Why the Biddy Mason Scholarship and Financial Aid Fund
CAM’s commitment to equity in midwifery is rooted in the awareness of the racism that fueled the campaign to eliminate the profession of midwifery in the US. Throughout the early 20th century, while nations in Europe and Asia focused on modernizing midwifery education and integrating midwives into emerging healthcare systems, policy makers in the US focused instead on replacing midwives—a racially and ethnically diverse workforce of maternity care providers—with white physicians, nurses, and nurse-midwives.
The purposely organized and well funded campaign to eliminate the midwife profession was a resounding success, and by the 1950s regulations governing midwives at the local and state level were repealed and replaced with medical practice acts that criminalized midwifery and rebirthed it as a branch of nursing under the supervision of physicians. Black, Brown, Indigenous, and People of Color throughout the US lost the midwives who had been serving and sustaining their communities for generations.

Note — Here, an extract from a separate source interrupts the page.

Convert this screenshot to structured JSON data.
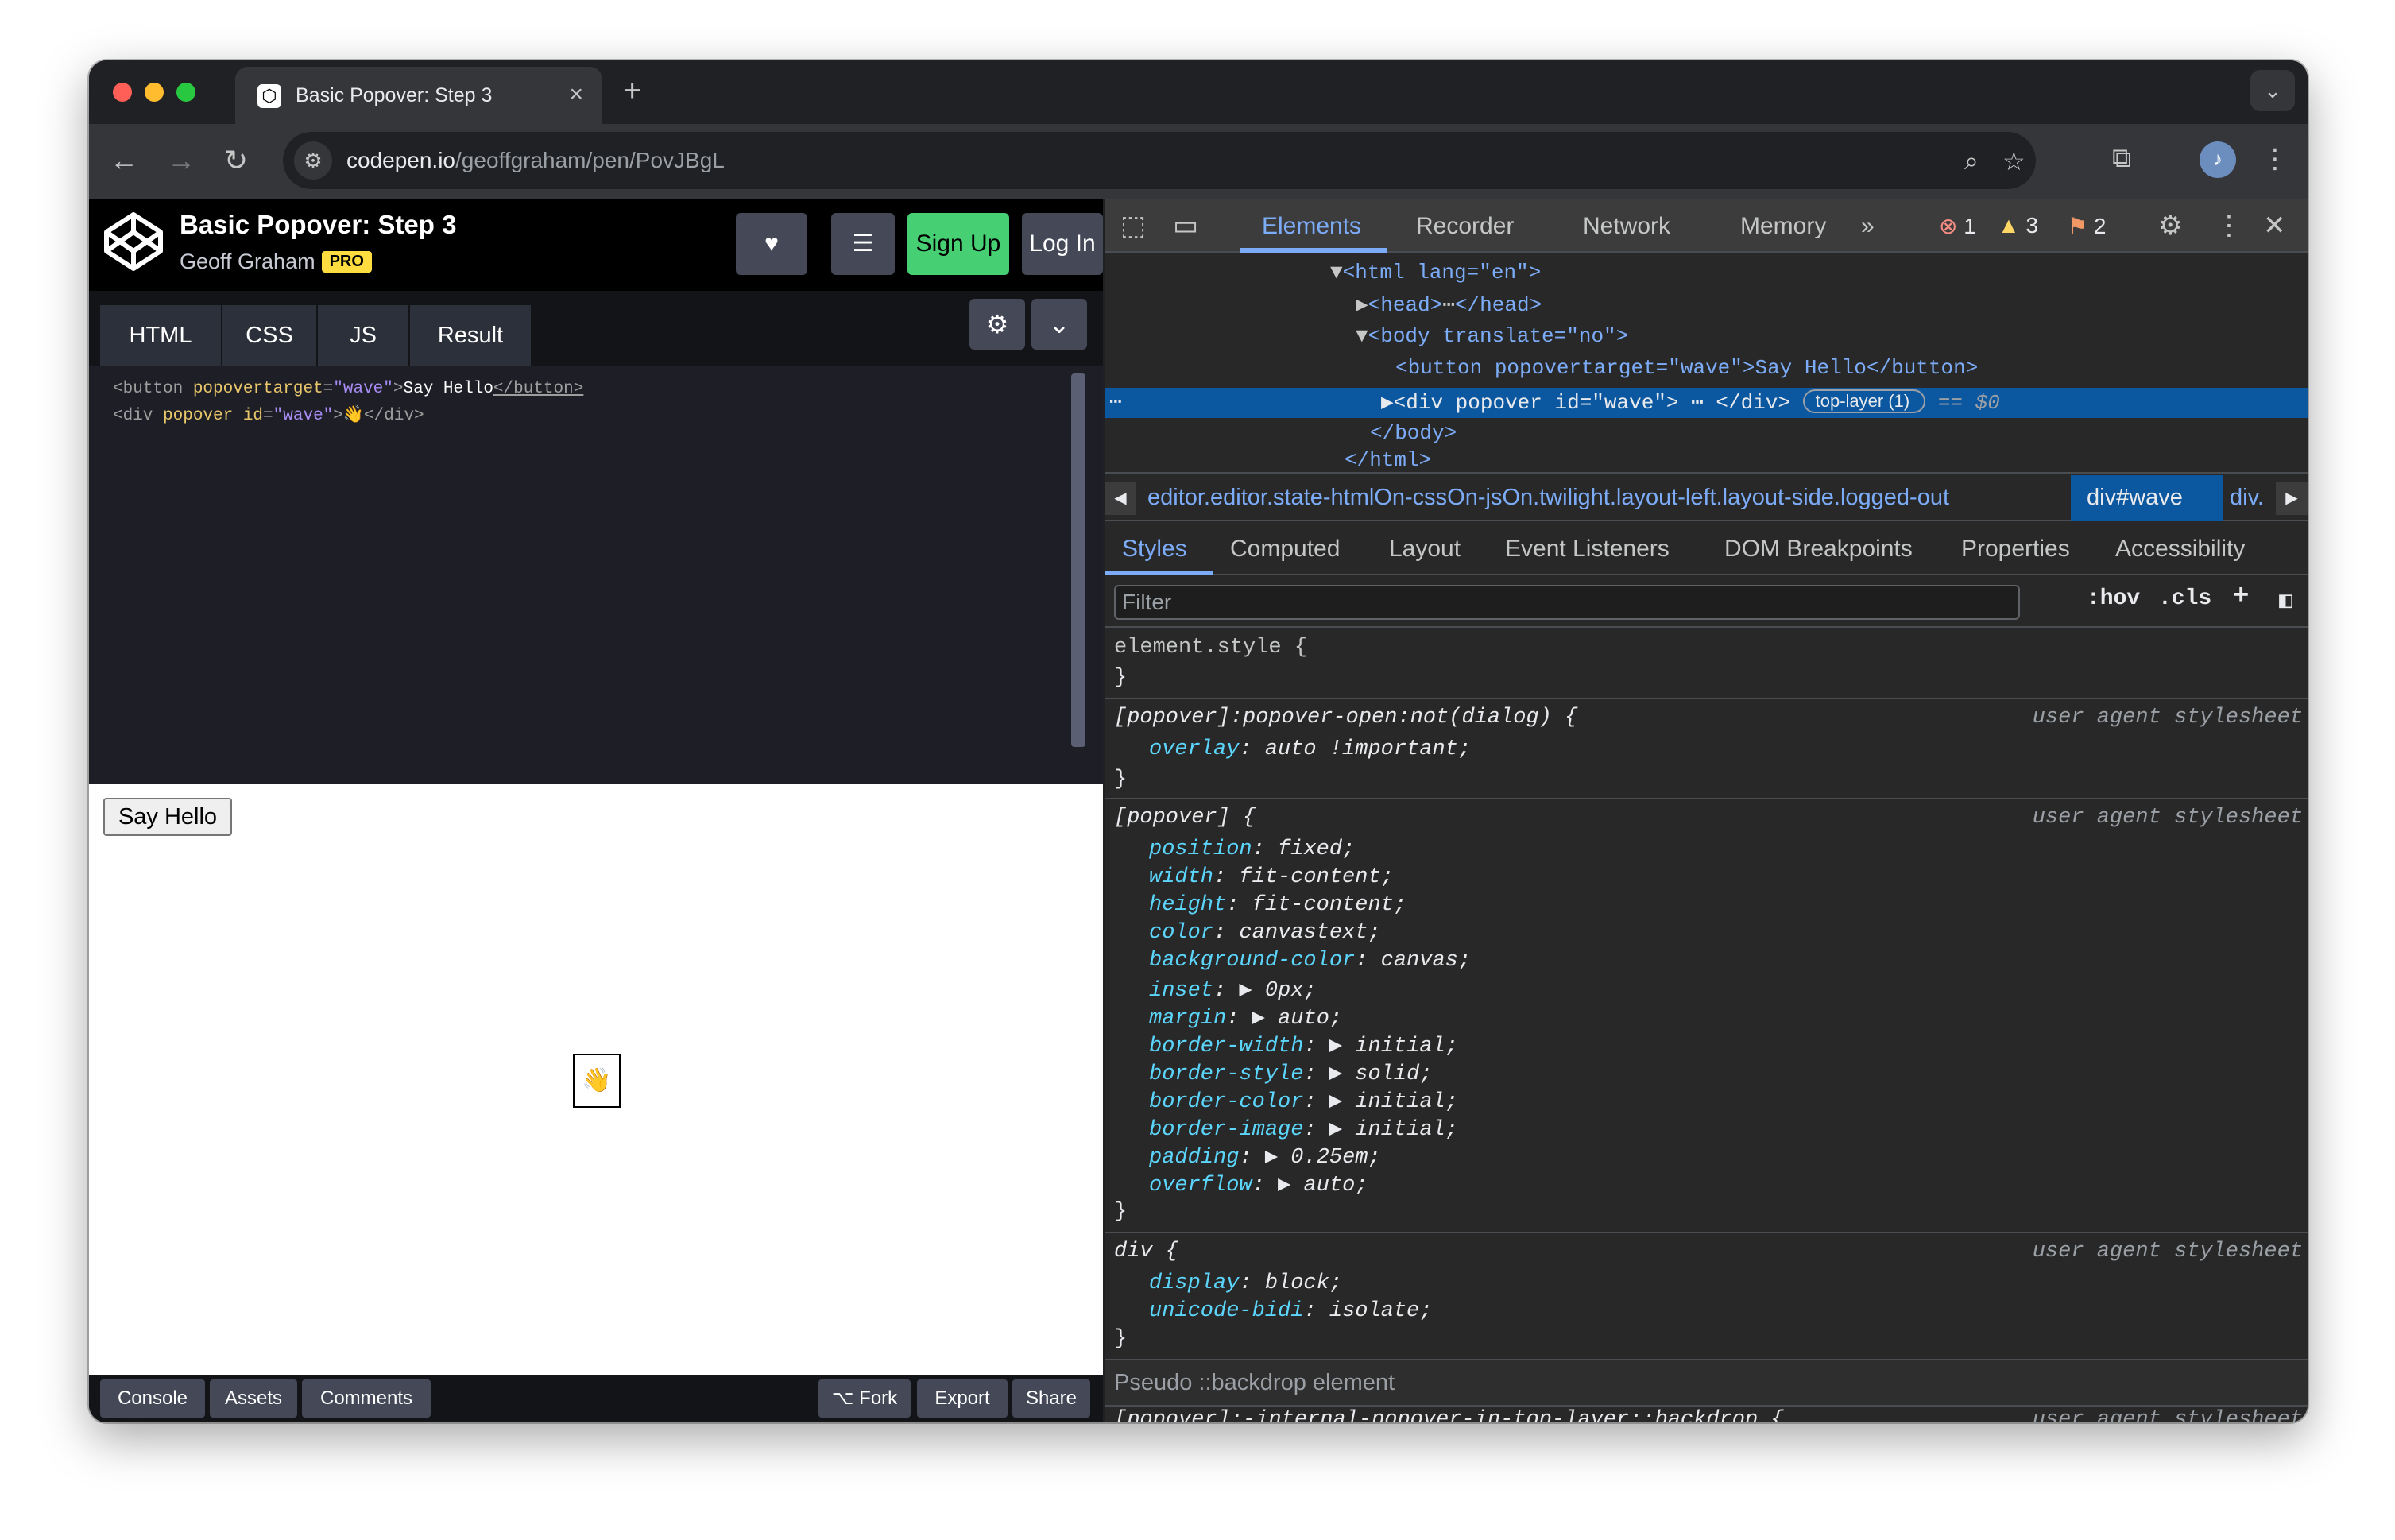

We can still see the impact of the racist campaign that eliminated back midwives as the primary birth attendants for many Americans in the 19th century. In the state of California there are approximately 550 licensed midwives. Approximately 13 of them are Black. Black midwives are crucial to the movement to improve birth outcomes and experiences for Black women and babies. Increasing the number of Black licensed midwives would improve community awareness about midwifery care and impact birth outcomes for all birthing people.
The California Black Student Midwifery Fund will advance the profession of Licensed Midwifery through a multi-level funding program developed by the Black Midwives Advisory Group. The structure is designed to reduce barriers to midwifery practice at each stage from education to practice. The Fund provides an educational scholarship, grants for licensing fees and practice capital for newly licensed midwives who are Black identified.